[上海 30日 ロイター] – 米学術誌「米国科学アカデミー紀要(PNAS)」に掲載された研究論文によると、中国のブタから見つかった新しいインフルエンザウイルスがヒトへの感染性を高めており、「パンデミック(世界的大流行)ウイルス」になる可能性に備えて監視する必要がある。ただ、専門家らは差し迫った脅威はないと指摘している。 

中国の研究者チームは2011─18年にブタから見つかったインフルエンザウイルスを調べ、H1N1の「G4」株を発見。これは「パンデミックウイルス候補のあらゆる絶対不可欠な特質」を備えているという。 

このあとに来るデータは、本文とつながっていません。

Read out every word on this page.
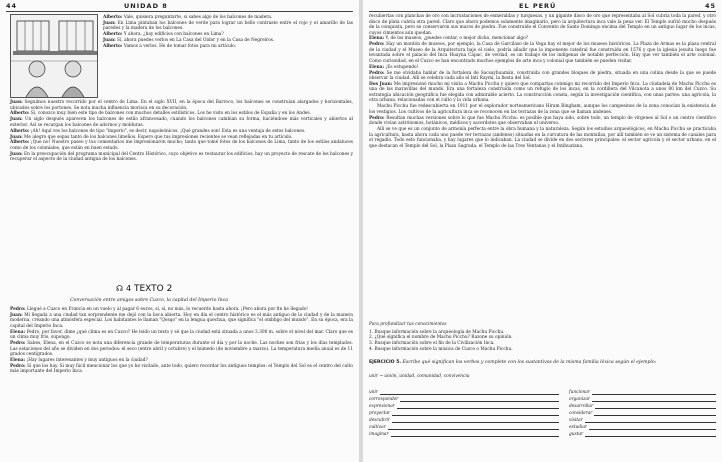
44	UNIDAD 8

Alberto: Vale, quisiera preguntarte, si sabes algo de los balcones de madera.

Juan: En Lima pintaban los balcones de verde para lograr un bello contraste entre el rojo y el amarillo de las paredes y la madera de los balcones.

Alberto: Y ahora, ¿hay edificios con balcones en Lima?

Juan: Sí, ahora puedes verlos en La Casa del Oidor y en la Casa de Negreiros.

Alberto: Vamos a verlos. He de tomar fotos para mi artículo.

Juan: Seguimos nuestro recorrido por el centro de Lima. En el siglo XVII, en la época del Barroco, los balcones se construían alargados y horizontales, ubicados sobre los portones. Se nota mucha influencia morisca en su decoración.

Alberto: Sí, conozco muy bien este tipo de balcones con muchos detalles estilísticos. Los he visto en los estilos de España y en los Andes.

Juan: Un siglo después aparecen los balcones de estilo afrancesado, cuando los balcones cambian su forma, haciéndose más verticales y abiertos al exterior. Así se recargan los balcones de adornos y molduras.

Alberto: ¡Ah! Aquí ves los balcones de tipo "imperio", es decir, napoleónicos. ¡Qué grandes son! Esta es una ventaja de estos balcones.

Juan: Me alegro que sepas tanto de los balcones limeños. Espero que tus impresiones recientes se vean reflejadas en tu artículo.

Alberto: ¡Que no! Nuestro paseo y tus comentarios me impresionaron mucho; tanto que tomé fotos de los balcones de Lima, tanto de los estilos andaluces como de los coloniales, que están en buen estado.

Juan: En la preocupación del programa municipal del Centro Histórico, cuyo objetivo es restaurar los edificios, hay un proyecto de rescate de los balcones y recuperar el aspecto de la ciudad antigua de los balcones.

☊ 4 TEXTO 2
Conversación entre amigos sobre Cuzco, la capital del Imperio Inca

Pedro: Llegué a Cuzco en Francia en un vuelo y al pagar 6 euros, sí, sí, no más, lo recuerdo hasta ahora. ¡Pero ahora por fin he llegado!

Juan: Mi llegada a una ciudad tan sorprendente me dejó con la boca abierta. Hoy en día el centro histórico es el más antiguo de la ciudad y de la manera moderna, creando una atmósfera especial. Los habitantes le llaman "Qosqo" en la lengua quechua, que significa "el ombligo del mundo". En su época, era la capital del Imperio Inca.

Elena: Pedro, por favor, dime ¿qué clima es en Cuzco? He leído un texto y sé que la ciudad está situada a unos 3.300 m. sobre el nivel del mar. Claro que es un clima muy frío, supongo.

Pedro: Sabes, Elena, en el Cuzco se nota una diferencia grande de temperaturas durante el día y por la noche. Las noches son frías y los días templados. Las estaciones del año se dividen en dos periodos: el seco (entre abril y octubre) y el húmedo (de noviembre a marzo). La temperatura media anual es de 11 grados centígrados.

Elena: ¡Hay lugares interesantes y muy antiguos en la ciudad?

Pedro: Sí que los hay. Si muy fácil mencionar los que yo he visitado, ante todo, quiero recordar los antiguos templos: el Templo del Sol es el centro del culto más importante del Imperio Inca.

EL PERÚ	45

recubiertas con planchas de oro con incrustaciones de esmeraldas y turquesas, y un gigante disco de oro que representaba al Sol cubría toda la pared, y otro disco de plata cubría otra pared. Claro que ahora podemos solamente imaginarlo, pero la arquitectura inca vale la pena ver. El Templo sufrió mucho después de la conquista, pero se conservaron sus muros de piedra. Fue construido el Convento de Santo Domingo encima del Templo en un antiguo lugar de los incas, cuyos cimientos aún quedan.

Elena: Y, de los museos, ¿puedes contar, o mejor dicho, mencionar algo?

Pedro: Hay un montón de museos, por ejemplo, la Casa de Garcilaso de la Vega hay el mejor de los museos históricos. La Plaza de Armas es la plaza central de la ciudad y el Museo de la Arquitectura bajo el cielo, podría añadir que la imponente catedral fue construida en 1576 y que la iglesia jesuita luego fue levantada sobre el palacio del Inca Huayna Cápac, de verdad, es un trabajo de los indígenas de notable perfección. Hay que ver también el arte colonial. Como curiosidad, en el Cuzco se han encontrado muchos ejemplos de arte inca y colonial que también se pueden visitar.

Elena: ¡Es estupendo!

Pedro: Se me olvidaba hablar de la fortaleza de Sacsayhuamán, construida con grandes bloques de piedra, situada en una colina desde la que se puede observar la ciudad. Allí se celebra cada año el Inti Raymi, la fiesta del Sol.

Dos Juan: Me impresionó mucho mi visita a Machu Picchu y quiero que compartas conmigo mi recorrido del Imperio Inca. La ciudadela de Machu Picchu es una de las maravillas del mundo. Era una fortaleza construida como un refugio de los incas, en la cordillera del Vilcanota a unos 80 km del Cuzco. Su estrategia ubicación geográfica fue elegida con admirable acierto. La construcción consta, según la investigación científica, con unas partes: una agrícola, la otra urbana, relacionadas con el culto y la vida urbana.

Machu Picchu fue redescubierta en 1911 por el explorador norteamericano Hiram Bingham, aunque los campesinos de la zona conocían la existencia de los vestigios. Los cultivos de la agricultura inca se reconocen en las terrazas de la zona que se llaman andenes.

Pedro: Resultan muchas versiones sobre lo que fue Machu Picchu: es posible que haya sido, sobre todo, un templo de vírgenes al Sol o un centro científico donde vivían astrónomos, botánicos, médicos y sacerdotes que observaban el universo.

Allí se ve que es un conjunto de armonía perfecta entre la obra humana y la naturaleza. Según los estudios arqueológicos, en Machu Picchu se practicaba la agricultura, hasta ahora cada uno puede ver terrazas (andenes) situadas en la curvatura de las montañas, por allí también se ve un sistema de canales para el regadío. Todo esto funcionaba, y hay lugares que lo indicaban. La ciudad se divide en dos sectores principales: el sector agrícola y el sector urbano, en el que destacan el Templo del Sol, la Plaza Sagrada, el Templo de las Tres Ventanas y el Intihuatana.

Para profundizar tus conocimientos

1. Busque información sobre la arqueología de Machu Picchu.

2. ¿Qué significa el nombre de Machu Picchu? Razone su opinión.

3. Busque información sobre el fin de la Civilización Inca.

4. Busque información sobre la música de Cuzco o Machu Picchu.

EJERCICIO 5. Escribe qué significan los verbos y complete con los sustantivos de la misma familia léxica según el ejemplo:
unir → unión, unidad, comunidad, convivencia
unir
corresponder
expresionar
proyectar
descubrir
cultivar
imaginar
funcionar
organizar
desarrollar
considerar
visitar
estudiar
gustar
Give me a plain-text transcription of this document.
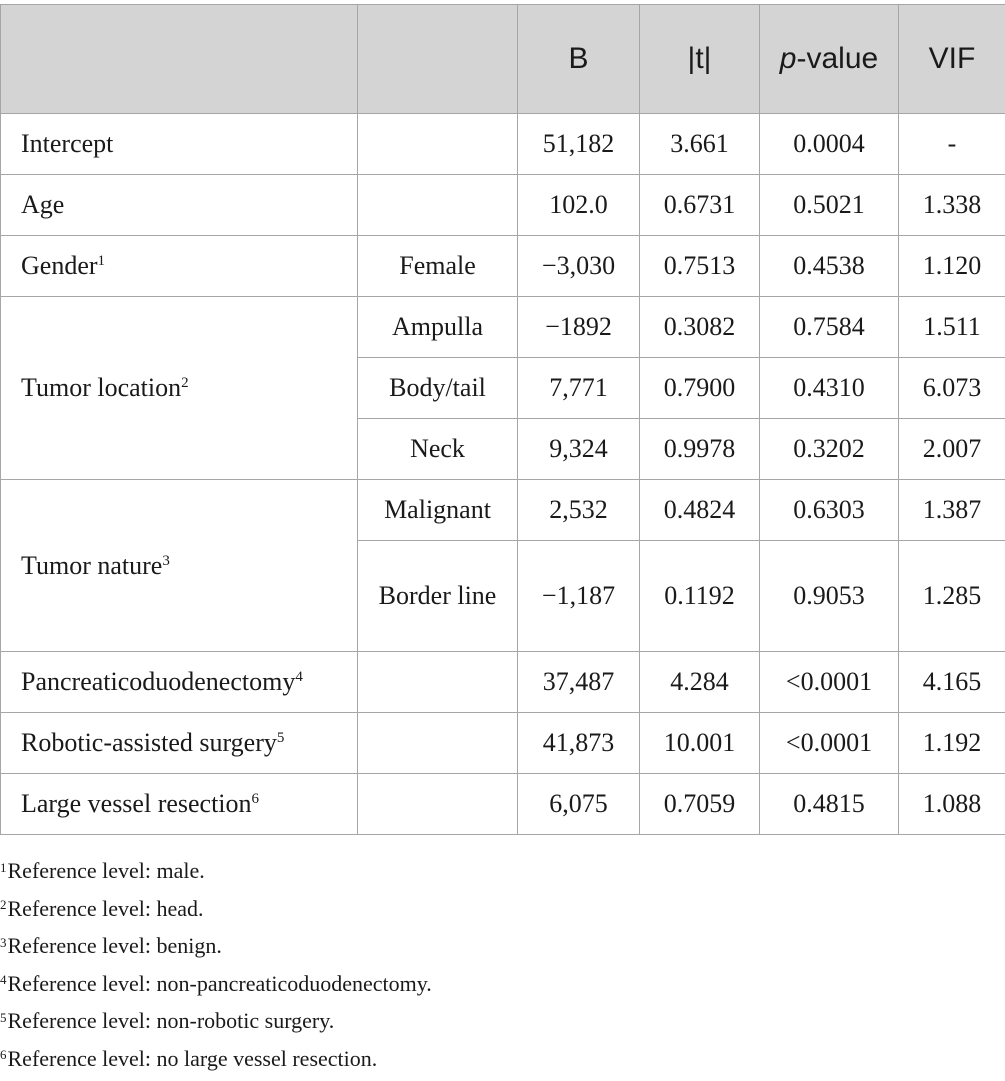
		B	|t|	p-value	VIF
Intercept		51,182	3.661	0.0004	-
Age		102.0	0.6731	0.5021	1.338
Gender$^1$	Female	−3,030	0.7513	0.4538	1.120
Tumor location$^2$	Ampulla	−1892	0.3082	0.7584	1.511
	Body/tail	7,771	0.7900	0.4310	6.073
	Neck	9,324	0.9978	0.3202	2.007
Tumor nature$^3$	Malignant	2,532	0.4824	0.6303	1.387
	Border line	−1,187	0.1192	0.9053	1.285
Pancreaticoduodenectomy$^4$		37,487	4.284	<0.0001	4.165
Robotic-assisted surgery$^5$		41,873	10.001	<0.0001	1.192
Large vessel resection$^6$		6,075	0.7059	0.4815	1.088
$^1$Reference level: male.
$^2$Reference level: head.
$^3$Reference level: benign.
$^4$Reference level: non-pancreaticoduodenectomy.
$^5$Reference level: non-robotic surgery.
$^6$Reference level: no large vessel resection.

養豚場の労働者も血中のウイルスレベルが高まっており、「豚産業の労働者を中心に、ヒト個体群の緊密なモニタリングが至急実施されるべき」とした。 

論文はウイルスが種を隔てる壁を越えてヒトに移るリスクを強調。特に、飼育場、繁殖用施設、食肉処理場、生鮮市場の近くに数百万人が生活する中国の人口密集地域にリスクがあるとした。 

中国外務省の趙立堅報道官は30日の定例記者会見で、「この問題に関して中国は状況を注視している。われわれはいかなるウイルスについても、拡大とまん延を防ぐためあらゆる必要な措置を講じる」と述べた。 

世界保健機関(WHO)のリンドマイアー報道官は会見で、WHOは中国の論文を精読すると指摘。「インフルエンザに対して警戒を弱めることができないことを強調しているほか、新型コロナウイルスのパンデミック下でも油断せず、監視し続ける必要がある」と述べた。